I'm using NILFS2 on an OCZ SSD as a spool for high definition video in a scientific application. I need around 32GB of FAST storage that can handle sustained writes of 60MB/s, so NILFS on an SSD works quite nicely.

In my application I have to run many capture sets- as many as 1000, with each being as large as about 28GB. After a capture completes, I can move it off the spool storage and onto a slower mechanical hard disc. This is intended to free up space on the SSD for the next capture set.

But because the NILFS garbage collection is very slow, the space does not become available for some time. And when I tweak the cleanerd.conf to run more quickly, it negatively impacts the performance during capture.

Is there any way to run nilfs_cleanerd in a manual mode where the daemon doesn't execute and you run it to do a full garbage collection and exit? Or maybe some type of control socket or /proc device to tell it to run a full GC pass?
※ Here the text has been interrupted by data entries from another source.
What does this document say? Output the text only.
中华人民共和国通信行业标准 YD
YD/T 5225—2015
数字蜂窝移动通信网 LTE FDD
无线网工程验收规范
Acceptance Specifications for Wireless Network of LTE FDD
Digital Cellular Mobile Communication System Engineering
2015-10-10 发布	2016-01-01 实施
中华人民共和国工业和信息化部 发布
I know what you're thinking- a RAM drive is really what I need, and I agree. But a $150 SSD is cheaper than a server-class motherboard and 32GB of ram to use for a ram drive. So I'm working within a budget and an SSD with NILFS works fine, except for when I need to delete the files and reclaim space.

I hate to integrate root privileged operations in this application too. For instance, I could reformat the SSD on every pass, or kill cleanerd and start it with aggressive conf parameters when I want to run garbage collection and monitor the free space to see when its finished- but those aren't ideal.

I like NILFS a lot. But if I can't get it to free up the space on- demand I don't see how it can be a workable solution. I'll likely need to mmap the SSD block device and manage the data myself rather than messing with killing/starting the cleanerd on demand.